Unsettled Christianity

Gloria Dei homo vivens – St Irenaeus
December 12th, 2015 by Joel Watts

Protestants cannot fearfully avoid theosis

theosis

Through these, he has bestowed on us the precious and very great promises, so that through them you may come to share in the divine nature (γένησθε θείας κοινωνοὶ φύσεως), after escaping from the corruption that is in the world because of evil desire. – 2 Peter 1.4, NAB-RE

I’ve got my dissertation to work on, but I really want to knock out 100 pages on a project on theosis that is bubbling in my mind.

Protestants have often avoided the doctrine of theosis for fear of “making themselves gods.” Yet, the doctrine itself speaks of the gift of grace by which God invites humanity to participate in the divine character, the character of love, sacrifice, generosity, and self-giving that is revealed in the relationship between the Father and the Son. The doctrine of theosis cannot be understood apart from the love of the Father for the Son and the love of the Son for the Father. For it is the Father, in 2 Peter, who gives to the Son glory and honor, bestowing on him these gifts in testimony of the love that he bears for this one whom he names as “my beloved son.” Believers only come to share in the divine nature by knowing and seeing the relationship of love lived out in the Trinity.1

Any actual Wesleyan, theologian or congregational member notwithstanding, will quickly see theosis as part and parcel of Wesleyan thoughts on perfection/sanctification.

For me, I believe that theosis is not only the goal of the Christian, but the explanation of theodicy/suffering. I believe that this hypothetical theology can be examined canonically, showing that from Genesis to Revelation there is the idea that God has intentioned this reality to bring His creation into the divine nature. This isn’t determinism, only a larger concept of the Pauline notion of “schoolmaster.”

  1.  Ruth Anne Reese, 2 Peter and Jude (The Two Horizons New Testament Commentary; Grand Rapids, MI; Cambridge, U.K.: William B. Eerdmans Publishing Company, 2007), 205.
Joel Watts
Watts holds a MA in Theological Studies from United Theological Seminary. He is currently a Ph.D. student at the University of the Free State, analyzing Paul’s model of atonement in Galatians, as well as seeking an MA in Clinical Mental Health at Adams State University. He is the author of Mimetic Criticism of the Gospel of Mark: Introduction and Commentary (Wipf and Stock, 2013), a co-editor and contributor to From Fear to Faith: Stories of Hitting Spiritual Walls (Energion, 2013), and Praying in God's Theater, Meditations on the Book of Revelation (Wipf and Stock, 2014).

Comments

6 Responses to “Protestants cannot fearfully avoid theosis”
  1. I wonder if the influence of Augustine has been a stumbling block here; if you language is legal and forensic rather than healing, I think it is more difficult to go full-bore on divinization.

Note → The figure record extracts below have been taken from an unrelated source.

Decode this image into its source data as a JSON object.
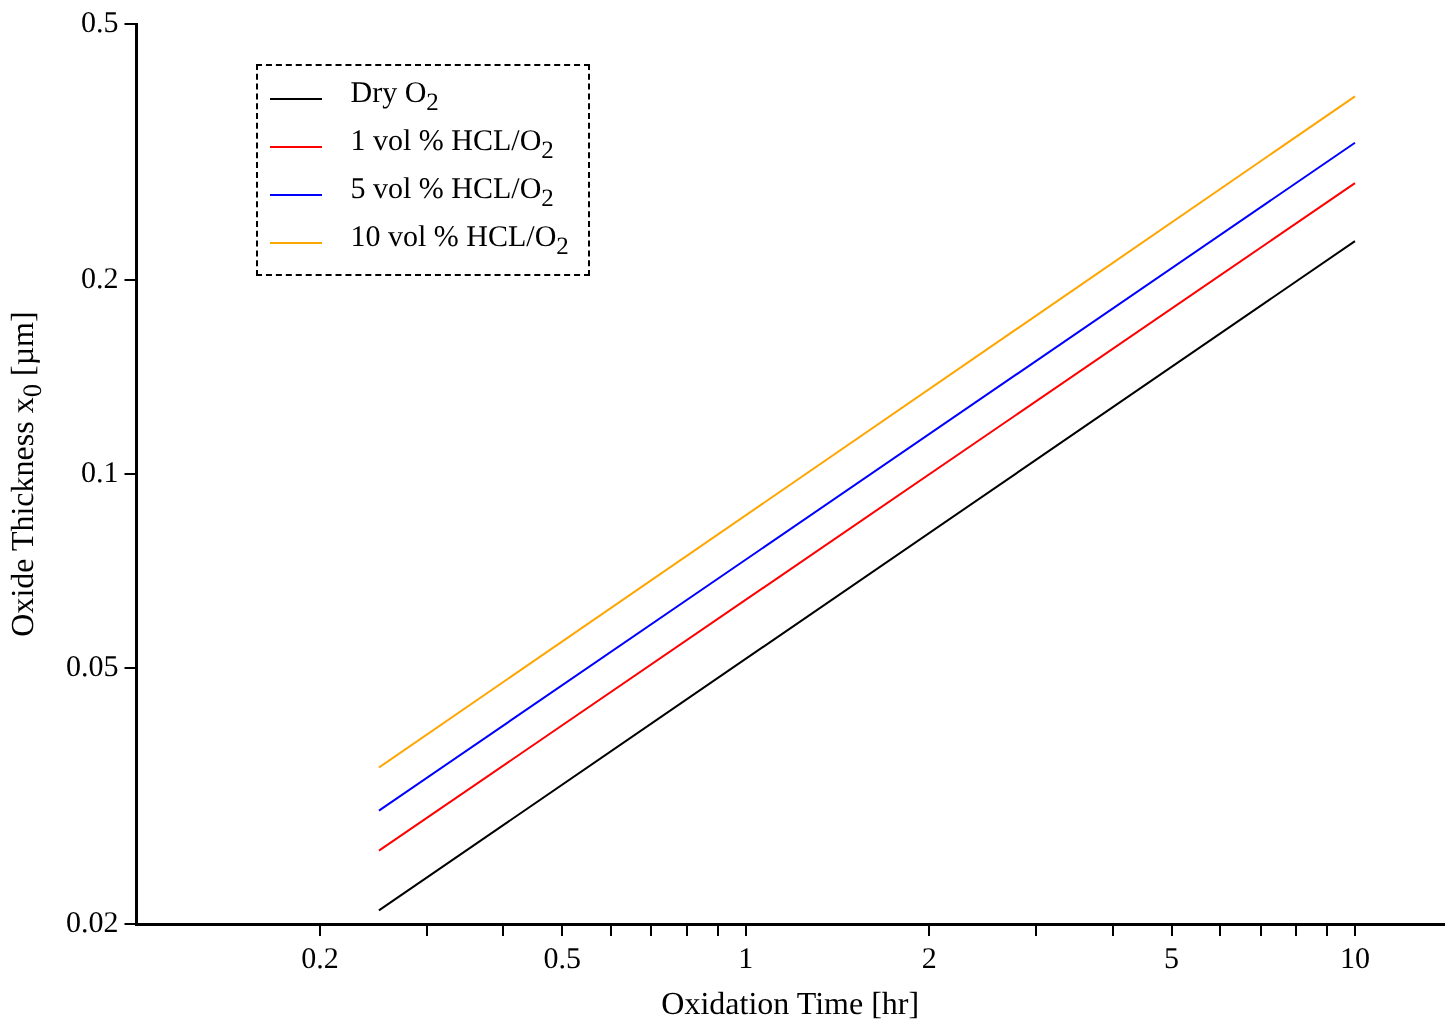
{
  "chart_data": {
    "type": "line",
    "xlabel": "Oxidation Time [hr]",
    "ylabel": "Oxide Thickness x$_{0}$ [µm]",
    "log": "xy",
    "grid": false,
    "legend": "top left",
    "marker": "none",
    "line_style": "solid",
    "x": [
      0.25,
      10
    ],
    "xlim": [
      0.1,
      14
    ],
    "xticks": [
      0.2,
      {
        "value": 0.3,
        "label": null
      },
      {
        "value": 0.4,
        "label": null
      },
      0.5,
      {
        "value": 0.6,
        "label": null
      },
      {
        "value": 0.7,
        "label": null
      },
      {
        "value": 0.8,
        "label": null
      },
      {
        "value": 0.9,
        "label": null
      },
      1,
      2,
      {
        "value": 3,
        "label": null
      },
      {
        "value": 4,
        "label": null
      },
      5,
      {
        "value": 6,
        "label": null
      },
      {
        "value": 7,
        "label": null
      },
      {
        "value": 8,
        "label": null
      },
      {
        "value": 9,
        "label": null
      },
      10
    ],
    "ylim": [
      0.02,
      0.5
    ],
    "yticks": [
      0.02,
      0.05,
      0.1,
      0.2,
      0.5
    ],
    "series": [
      {
        "name": "Dry O$_{2}$",
        "color": "#000000",
        "values": [
          0.021,
          0.23
        ]
      },
      {
        "name": "1 vol % HCL/O$_{2}$",
        "color": "#ff0000",
        "values": [
          0.026,
          0.283
        ]
      },
      {
        "name": "5 vol % HCL/O$_{2}$",
        "color": "#0000ff",
        "values": [
          0.03,
          0.327
        ]
      },
      {
        "name": "10 vol % HCL/O$_{2}$",
        "color": "#ffa500",
        "values": [
          0.035,
          0.386
        ]
      }
    ]
  }
}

It’s no accident that Wesley is always careful to say “perfection in love,” which is a more cautious take than Patristic and Eastern sources on theosis.

    Nevertheless, we need to recover the full vision of holiness that theosis promises.

  2. Have you read Andrew Perriman’s comments on theosis?

  3. The manifestation of the Spirit is given to all. I’m convinced that within Wesley’s views on the witness of the Spirit and Christian perfection there is a resonance with theosis. I’d also add that his views on Pentecost and the role of the Methodist revival in the Spirit’s renewal of the earth there are additional echoes of this.

  4. What does ‘sharing in the divine nature’ actually mean though? Joining the ‘homoousios’?